I am working on text classification and after the feature extraction step I got pretty matrices, for that reason I tried to use incremental learning as follows:
import xgboost as xgb
from sklearn.model_selection import ShuffleSplit, train_test_split
from sklearn.metrics import accuracy_score as acc
def incremental_learning2(X, y):
# split data into training and testing sets
# then split training set in half
X_train, X_test, y_train, y_test = train_test_split(X,
y, test_size=0.1,
random_state=0)
X_train_1, X_train_2, y_train_1, y_train_2 = train_test_split(X_train,
y_train,
test_size=0.5,
random_state=0)
xg_train_1 = xgb.DMatrix(X_train_1, label=y_train_1)
xg_train_2 = xgb.DMatrix(X_train_2, label=y_train_2)
xg_test = xgb.DMatrix(X_test, label=y_test)
#params = {'objective': 'reg:linear', 'verbose': False}
params = {}
model_1 = xgb.train(params, xg_train_1, 30)
model_1.save_model('model_1.model')
# ================= train two versions of the model =====================#
model_2_v1 = xgb.train(params, xg_train_2, 30)
model_2_v2 = xgb.train(params, xg_train_2, 30, xgb_model='model_1.model')
#Predictions
y_pred = model_2_v2.predict(X_test)
kfold = StratifiedKFold(n_splits=10, random_state=1).split(X_train, y_train)
scores = []
for k, (train, test) in enumerate(kfold):
model_2_v2.fit(X_train[train], y_train[train])
score = model_2_v2.score(X_train[test], y_train[test])
scores.append(score)
print('Fold: %s, Class dist.: %s, Acc: %.3f' % (k+1, np.bincount(y_train[train]), score))
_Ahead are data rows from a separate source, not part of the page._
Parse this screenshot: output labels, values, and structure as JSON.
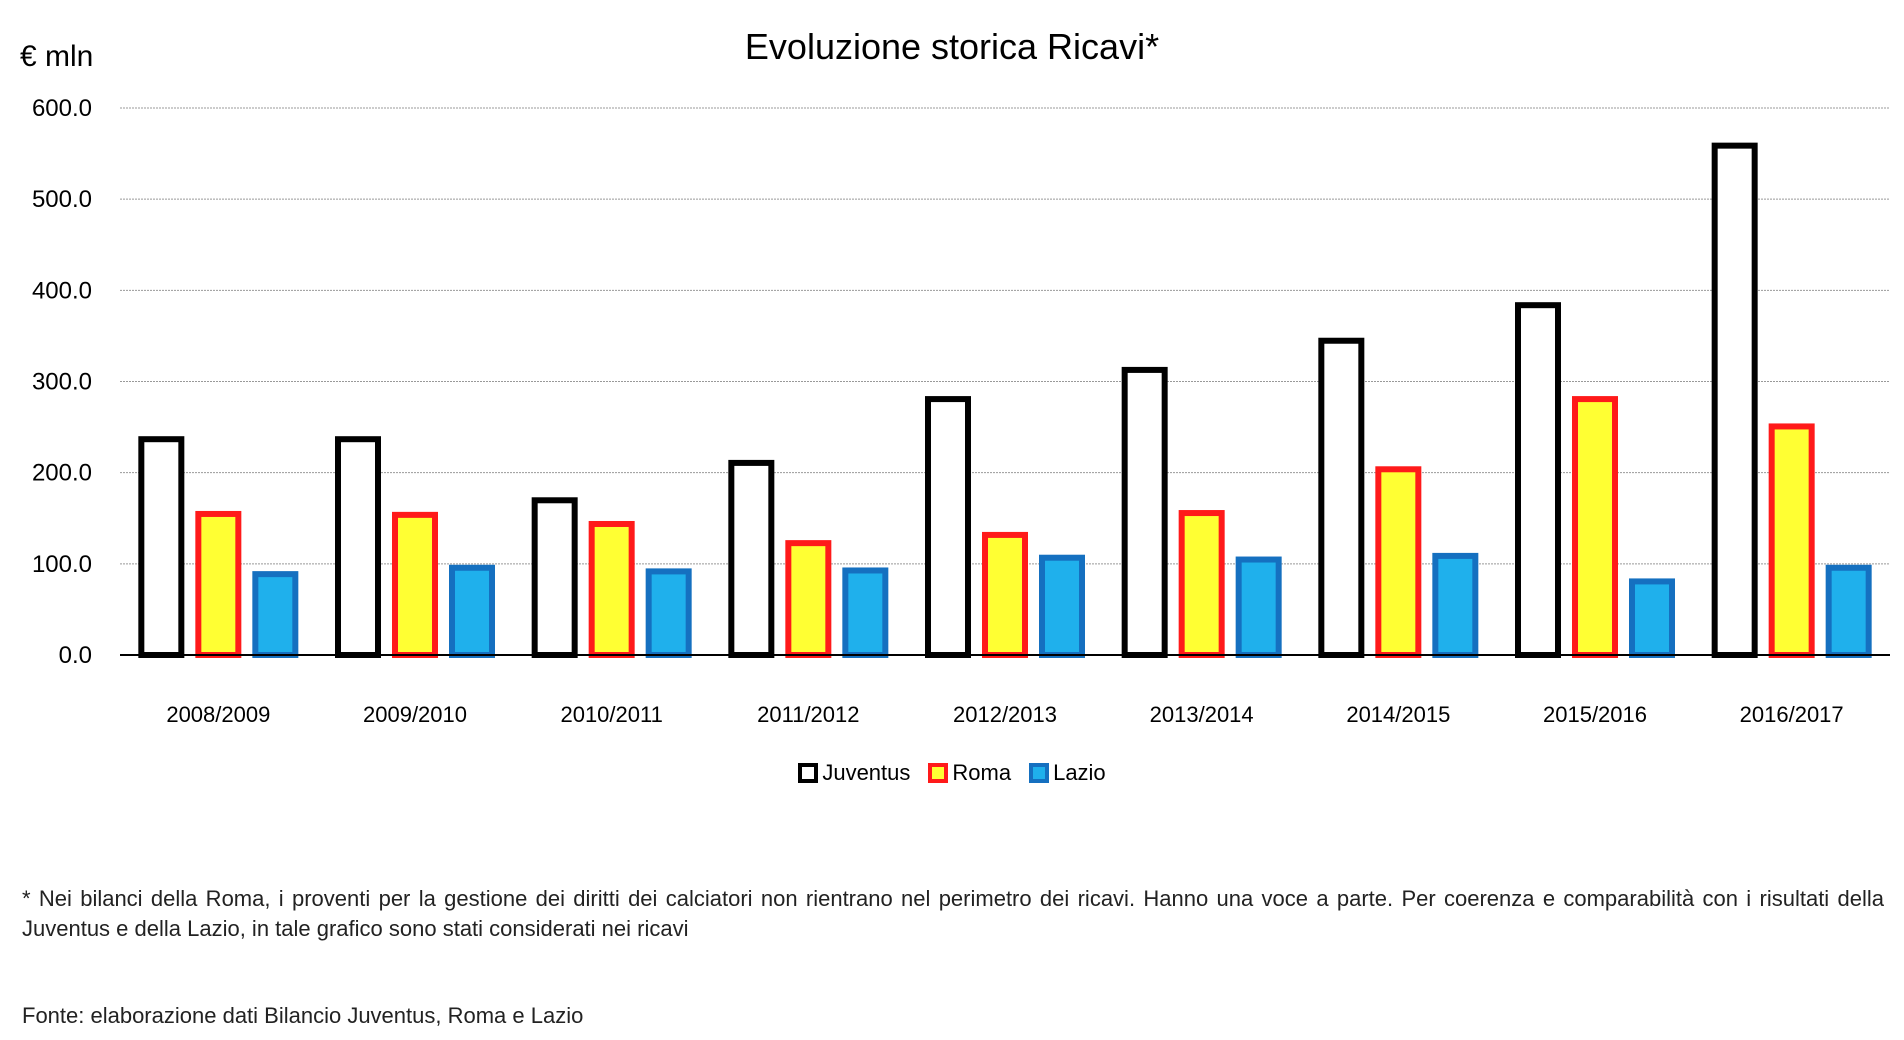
{
  "chart_data": {
    "type": "bar",
    "title": "Evoluzione storica Ricavi*",
    "ylabel": "€ mln",
    "xlabel": "",
    "ylim": [
      0,
      600
    ],
    "yticks": [
      "0.0",
      "100.0",
      "200.0",
      "300.0",
      "400.0",
      "500.0",
      "600.0"
    ],
    "grid": true,
    "legend_position": "bottom",
    "categories": [
      "2008/2009",
      "2009/2010",
      "2010/2011",
      "2011/2012",
      "2012/2013",
      "2013/2014",
      "2014/2015",
      "2015/2016",
      "2016/2017"
    ],
    "series": [
      {
        "name": "Juventus",
        "fill": "#ffffff",
        "stroke": "#000000",
        "values": [
          240,
          240,
          173,
          214,
          284,
          316,
          348,
          387,
          562
        ]
      },
      {
        "name": "Roma",
        "fill": "#ffff33",
        "stroke": "#ff1a1a",
        "values": [
          158,
          157,
          147,
          126,
          135,
          159,
          207,
          284,
          254
        ]
      },
      {
        "name": "Lazio",
        "fill": "#1fb0ec",
        "stroke": "#1570c0",
        "values": [
          92,
          99,
          95,
          96,
          110,
          108,
          112,
          84,
          99
        ]
      }
    ]
  },
  "footnote": "* Nei bilanci della Roma, i proventi per la gestione dei diritti dei calciatori non rientrano nel perimetro dei ricavi. Hanno una voce a parte. Per coerenza e comparabilità con i risultati della Juventus e della Lazio, in tale grafico sono stati considerati nei ricavi",
  "source": "Fonte: elaborazione dati Bilancio Juventus, Roma e Lazio"
}
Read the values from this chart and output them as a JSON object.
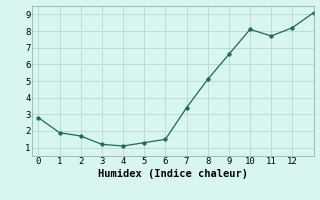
{
  "x": [
    0,
    1,
    2,
    3,
    4,
    5,
    6,
    7,
    8,
    9,
    10,
    11,
    12,
    13
  ],
  "y": [
    2.8,
    1.9,
    1.7,
    1.2,
    1.1,
    1.3,
    1.5,
    3.4,
    5.1,
    6.6,
    8.1,
    7.7,
    8.2,
    9.1
  ],
  "xlim": [
    -0.3,
    13.0
  ],
  "ylim": [
    0.5,
    9.5
  ],
  "xticks": [
    0,
    1,
    2,
    3,
    4,
    5,
    6,
    7,
    8,
    9,
    10,
    11,
    12
  ],
  "yticks": [
    1,
    2,
    3,
    4,
    5,
    6,
    7,
    8,
    9
  ],
  "xlabel": "Humidex (Indice chaleur)",
  "line_color": "#1a6b5a",
  "marker": "o",
  "marker_size": 2.5,
  "bg_color": "#d8f5ef",
  "grid_color": "#b8d8d0",
  "label_fontsize": 7.5,
  "tick_fontsize": 6.5
}
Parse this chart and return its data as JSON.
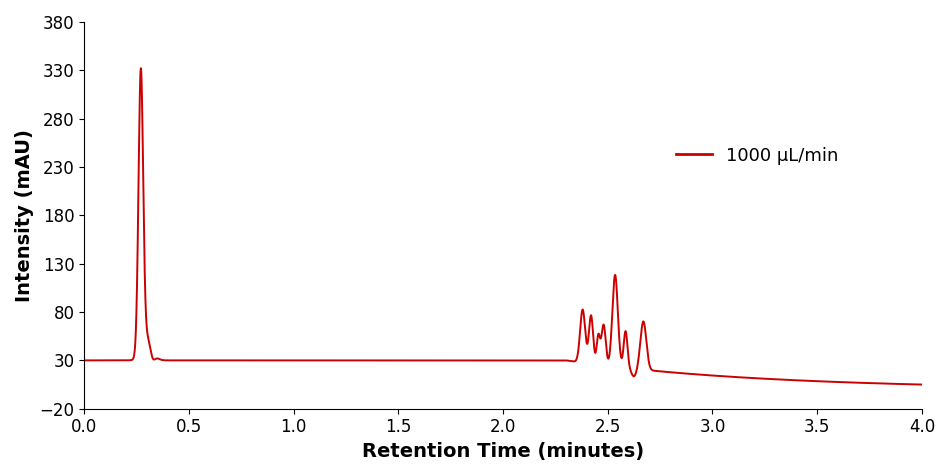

print('\nCV accuracy: %.3f +/- %.3f' % (np.mean(scores), np.std(scores)))
With regards to the above code. I tried to to do a cross validation and predict some instances. However, it is not working. How can I fix the above code in order to get cross validated metrics and predictions after fitting and updating the GBM model on a very large dataset?.